Treasury Wine Estates Ltd (TWE) has just announced its interim 2017 financial result, more than doubling both its Reported Net Profit After Tax (NPAT) at $136.2 million, and its Earnings Per Share (EPS) at 18.5 cents per share, from the previous corresponding period.
The Company also reported an increase on Earnings Before Interest, Tax, SGARA and material items (EBITS) of $226.8m, up 58.8 per cent on a reported currency basis.
TWE reported its EBITS margin accretion up by 4.3ppts to 17.5 per cent in 1H17, and up 2.5ppts relative to TWE’s F163 EBITS margin of 15 per cent, which included 6 months of the Diageo Wine contribution.
The Company acquired the Diageo Wine business on January 1 last year, looking to secure increased access to Luxury and Masstige fruit, and hence deliver immediate portfolio mix benefits for TWE’s US business.
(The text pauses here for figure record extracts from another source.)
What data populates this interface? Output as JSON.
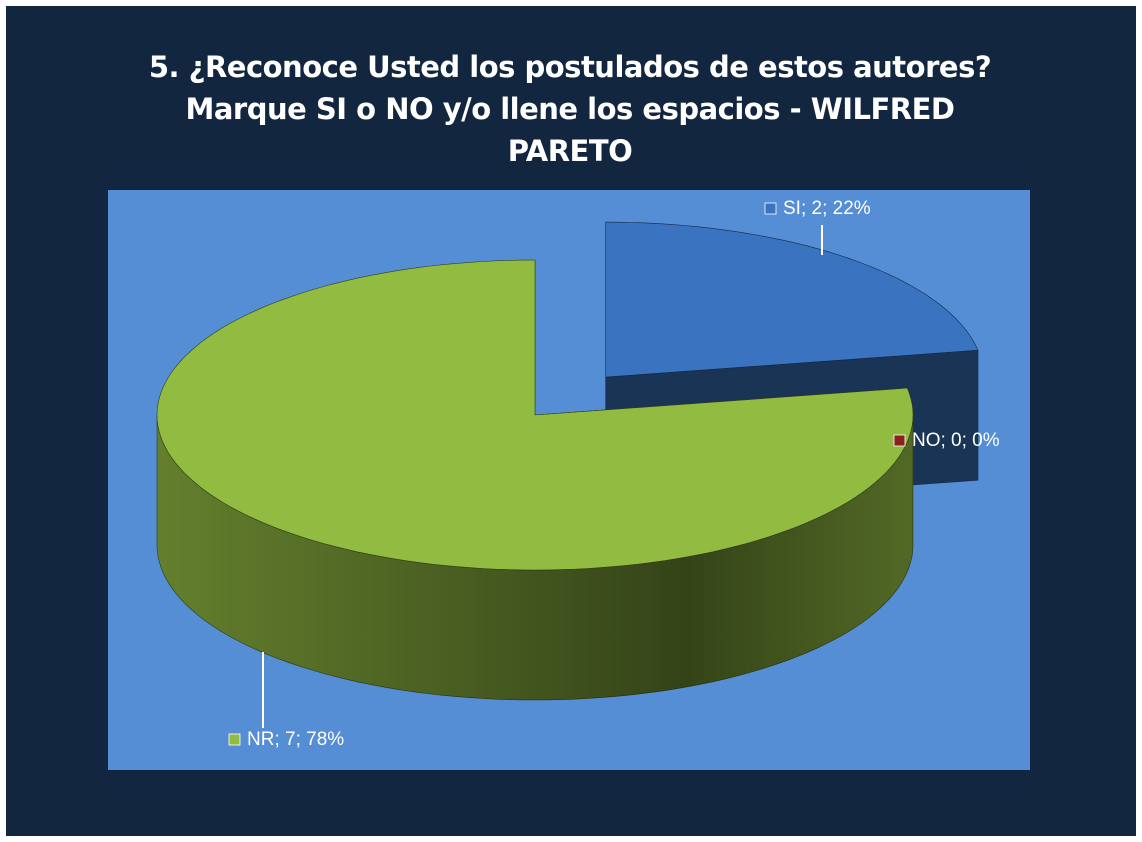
{
  "chart_data": {
    "type": "pie",
    "title": "5. ¿Reconoce Usted los postulados de estos autores?  Marque SI o NO  y/o llene los espacios - WILFRED   PARETO",
    "categories": [
      "SI",
      "NO",
      "NR"
    ],
    "values": [
      2,
      0,
      7
    ],
    "value_labels": [
      "SI; 2; 22%",
      "NO; 0; 0%",
      "NR; 7; 78%"
    ],
    "colors": [
      "#3a74c0",
      "#8b2020",
      "#92bb42"
    ],
    "three_d": true
  }
}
The acquisition has proved fruitful, as reflected in TWE’s America’s EBITS growth of 75 5.4 per cent to $90.7m and an EBITS margin of 16.0 per cent.
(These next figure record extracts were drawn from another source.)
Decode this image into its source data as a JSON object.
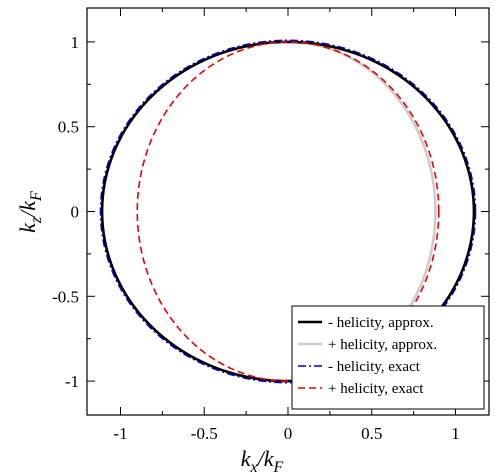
{
  "chart_data": {
    "type": "line",
    "title": "",
    "xlabel": {
      "main": "k",
      "sub1": "x",
      "sep": "/k",
      "sub2": "F"
    },
    "ylabel": {
      "main": "k",
      "sub1": "z",
      "sep": "/k",
      "sub2": "F"
    },
    "xlim": [
      -1.2,
      1.2
    ],
    "ylim": [
      -1.2,
      1.2
    ],
    "xticks": [
      -1,
      -0.5,
      0,
      0.5,
      1
    ],
    "xtick_labels": [
      "-1",
      "-0.5",
      "0",
      "0.5",
      "1"
    ],
    "yticks": [
      -1,
      -0.5,
      0,
      0.5,
      1
    ],
    "ytick_labels": [
      "-1",
      "-0.5",
      "0",
      "0.5",
      "1"
    ],
    "grid": false,
    "legend_position": "bottom-right",
    "series": [
      {
        "name": "- helicity, approx.",
        "color": "#000000",
        "style": "solid",
        "shape": "ellipse",
        "center": [
          0,
          0
        ],
        "semi_axis_x": 1.11,
        "semi_axis_z": 1.0
      },
      {
        "name": "+ helicity, approx.",
        "color": "#cccccc",
        "style": "solid",
        "shape": "half_crescent",
        "center": [
          0,
          0
        ],
        "semi_axis_x": 0.88,
        "semi_axis_z": 1.0,
        "x_range": [
          -0.88,
          0.88
        ]
      },
      {
        "name": "- helicity, exact",
        "color": "#0000cc",
        "style": "dashdot",
        "shape": "ellipse",
        "center": [
          0,
          0
        ],
        "semi_axis_x": 1.12,
        "semi_axis_z": 1.01
      },
      {
        "name": "+ helicity, exact",
        "color": "#ee0000",
        "style": "dashed",
        "shape": "ellipse",
        "center": [
          0,
          0
        ],
        "semi_axis_x": 0.9,
        "semi_axis_z": 1.0
      }
    ]
  }
}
In Australia & New Zealand alone, the Company a 13.2 per cent EBITS growth to $53.1m and an EBITS margin of 16.4 per cent, driven by above-category volume growth in Australia, marketing and in-store activation, strengthened customer partnerships and a low cost culture.
The Board declared a positive interim dividend result for TWE shareholders of 13.0 cents per share; representing a 5 cent per share increase and a 64 per cent payout ratio.
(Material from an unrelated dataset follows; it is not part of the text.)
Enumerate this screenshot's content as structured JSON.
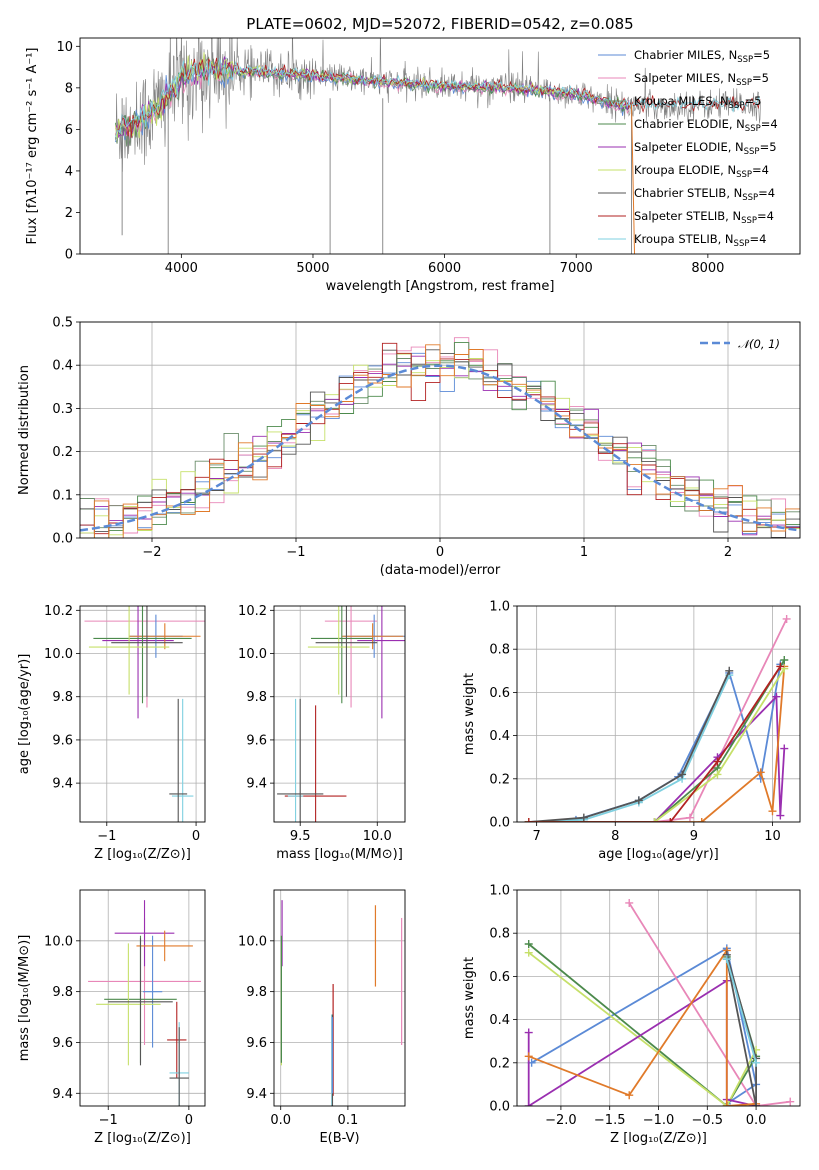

TWE’s Chief Executive Officer Michael Clarke commented, “I am delighted to report a strong interim 2017 financial result highlighted by further margin accretion, excellent cash conversion and outstanding EPS growth, despite the higher share base. All regions delivered double digit EBITS growth and importantly, growth was delivered sustainably”.
TWE expects 2H17 to be broadly in line with 1H17, absent of any significant fluctuations in foreign exchange rates.
By F18, TWE expects to deliver a high-teens EBITS margin and an enhanced value to its shareholders through its improved Returns On Capital Employed.